Speaker Mike Johnson is facing an increasingly narrow path to pass President Donald Trump’s legislative agenda through the lower chamber where House Republicans currently hold a one-seat majority.
The House is scheduled to vote as early as Tuesday evening on a resolution that will unlock a forthcoming budget bill to pass the president’s first-year tax and spending priorities. Johnson faces a difficult balancing act to get centrist House Republicans and conservative fiscal hawks in agreement on the amount of proposed spending cuts within the resolution and which government programs to target for savings in a forthcoming budget bill. (RELATED: NBC Host Asks Cory Booker Point Blank If Dems’ Favorite Talking Points Are ‘Effective’ After Election Loss)
Trump endorsed the House budget proposal on Feb. 19, increasing pressure on Johnson to deliver the votes to pass a budget resolution this week despite leading a one-seat Republican majority.
Every House Democrat is expected to vote against the budget resolution, limiting House GOP leadership to losing just one Republican vote to secure the resolution’s passage. Republican Indiana Rep. Victoria Spartz announced she will vote “no” on the “current version” of the resolution Sunday, citing concerns that House Republicans’ budget plan does not go far enough in cutting spending.

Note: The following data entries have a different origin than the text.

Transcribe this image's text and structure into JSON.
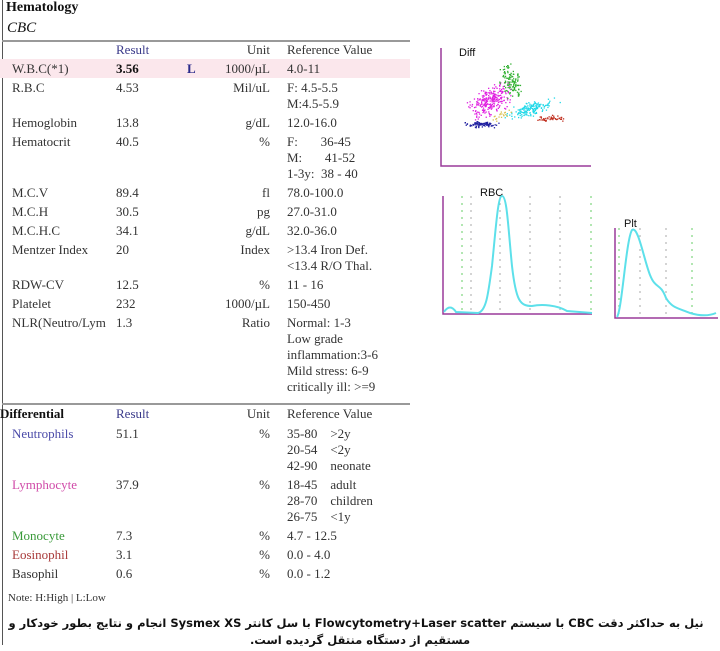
{
  "section": "Hematology",
  "subsection": "CBC",
  "headers": {
    "result": "Result",
    "unit": "Unit",
    "reference": "Reference Value"
  },
  "cbc_rows": [
    {
      "name": "W.B.C(*1)",
      "result": "3.56",
      "flag": "L",
      "unit": "1000/µL",
      "ref": [
        "4.0-11"
      ],
      "highlight": true
    },
    {
      "name": "R.B.C",
      "result": "4.53",
      "flag": "",
      "unit": "Mil/uL",
      "ref": [
        "F: 4.5-5.5",
        "M:4.5-5.9"
      ]
    },
    {
      "name": "Hemoglobin",
      "result": "13.8",
      "flag": "",
      "unit": "g/dL",
      "ref": [
        "12.0-16.0"
      ]
    },
    {
      "name": "Hematocrit",
      "result": "40.5",
      "flag": "",
      "unit": "%",
      "ref": [
        "F:       36-45",
        "M:       41-52",
        "1-3y:  38 - 40"
      ]
    },
    {
      "name": "M.C.V",
      "result": "89.4",
      "flag": "",
      "unit": "fl",
      "ref": [
        "78.0-100.0"
      ]
    },
    {
      "name": "M.C.H",
      "result": "30.5",
      "flag": "",
      "unit": "pg",
      "ref": [
        "27.0-31.0"
      ]
    },
    {
      "name": "M.C.H.C",
      "result": "34.1",
      "flag": "",
      "unit": "g/dL",
      "ref": [
        "32.0-36.0"
      ]
    },
    {
      "name": "Mentzer Index",
      "result": "20",
      "flag": "",
      "unit": "Index",
      "ref": [
        ">13.4 Iron Def.",
        "<13.4 R/O Thal."
      ]
    },
    {
      "name": "RDW-CV",
      "result": "12.5",
      "flag": "",
      "unit": "%",
      "ref": [
        "11 - 16"
      ]
    },
    {
      "name": "Platelet",
      "result": "232",
      "flag": "",
      "unit": "1000/µL",
      "ref": [
        "150-450"
      ]
    },
    {
      "name": "NLR(Neutro/Lym",
      "result": "1.3",
      "flag": "",
      "unit": "Ratio",
      "ref": [
        "Normal: 1-3",
        "Low grade",
        "inflammation:3-6",
        "Mild stress: 6-9",
        "critically ill: >=9"
      ]
    }
  ],
  "differential": {
    "title": "Differential",
    "rows": [
      {
        "name": "Neutrophils",
        "color": "#4a4aa8",
        "result": "51.1",
        "unit": "%",
        "ref": [
          "35-80    >2y",
          "20-54    <2y",
          "42-90    neonate"
        ]
      },
      {
        "name": "Lymphocyte",
        "color": "#d04aa8",
        "result": "37.9",
        "unit": "%",
        "ref": [
          "18-45    adult",
          "28-70    children",
          "26-75    <1y"
        ]
      },
      {
        "name": "Monocyte",
        "color": "#3a9a3a",
        "result": "7.3",
        "unit": "%",
        "ref": [
          "4.7 - 12.5"
        ]
      },
      {
        "name": "Eosinophil",
        "color": "#a83a3a",
        "result": "3.1",
        "unit": "%",
        "ref": [
          "0.0 - 4.0"
        ]
      },
      {
        "name": "Basophil",
        "color": "#333333",
        "result": "0.6",
        "unit": "%",
        "ref": [
          "0.0 - 1.2"
        ]
      }
    ]
  },
  "charts": {
    "diff": "Diff",
    "rbc": "RBC",
    "plt": "Plt",
    "axis_color": "#9a3a9a",
    "curve_color": "#5de0ea"
  },
  "note": "Note:  H:High  |  L:Low",
  "footer": [
    "نیل به حداکثر دقت CBC با سیستم Flowcytometry+Laser  scatter با سل کانتر Sysmex XS  انجام و نتایج بطور خودکار و",
    "مستقیم از دستگاه منتقل گردیده است."
  ]
}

“[R]oughly 85% of spending is not ever even looked at by Congress — convenient if you would like to hide waste, fraud and abuse,” Spartz wrote on X. “I have a responsibility to the people I represent to find $1T of their hard earned money!
Why I am a NO on the current version of the house budget instructions – I have a TRILLION DOLLAR QUESTION – where is the money – $1T?
Interesting FACT: roughly 85% of spending is not ever even looked at by Congress – convenient if you would like to hide waste, fraud and abuse.… https://t.co/PeoSmsXvkm
— Rep. Victoria Spartz (@RepSpartz) February 23, 2025
Johnson and House GOP leadership are attempting to pass all of the president’s tax and spending priorities in “one big, beautiful bill.” The budget plan provides instructions to House committees to cut spending by $200 billion annually over a ten-year period, assuming House Republicans are able to hit the $2 trillion target in spending cuts laid out by the budget resolution.
Some centrist House Republicans, including several in battleground districts, are balking at incorporating deep spending cuts in the resolution to help offset $4.5 trillion in deficit increases to execute the president’s tax agenda, which includes an extension of the 2017 Trump tax cuts.
Eight House Republicans, led by Texas Rep. Tony Gonzales, wrote a joint letter to Johnson on Feb. 19 urging House GOP leadership to steer clear of cuts to Medicaid, pell grants and food assistance programs in a forthcoming budget bill.
Republican Reps. Victoria Spartz of Indiana and Chip Roy of Texas are advocating for aggressive spending cuts in House Republicans’ budget plan (Photo by ROBERTO SCHMIDT / AFP) (Photo by ROBERTO SCHMIDT/AFP via Getty Images).
Conservative fiscal hawks, such as Republican Texas Rep. Chip Roy are pushing House Republicans to take a more aggressive approach to cut mandatory spending through the budget reconciliation process. Roy has cautioned that the current House budget resolution instructions could add to the deficit, but said he is open to supporting the resolution.
The Senate approved a slimmed-down budget plan on Feb. 21 that approves funding for the president’s border security and defense spending priorities. Thune has cast the Senate’s budget proposal as a back-up plan in the event the House fails to pass its own budget resolution.
“[I]f the House can produce a bill next week that deals with the tax pieces of this, components of it, I expect at some point this is all going to merge,” Thune told Fox News’ Will Cain on Feb. 19. “And you know, we’re all working in the same direction, we’re all headed to the same outcome, and that is to allow the president to deliver on the agenda that he campaigned on, and that the American people, I think, expect him to deliver on.”
Johnson has said the Senate’s budget proposal is dead on arrival in the House chamber.
Spartz has previously been at odds with House GOP leadership over cutting government spending and addressing the country’s $36 trillion-and-growing debt. The Indiana Republican announced she would not sit on committees or participate in the House Republican conference last December, citing her discontent with House GOP leadership. Spartz was originally noncommittal on whether to back Johnson’s speakership bid before ultimately voting “yes” on Johnson during the Jan. 3 vote.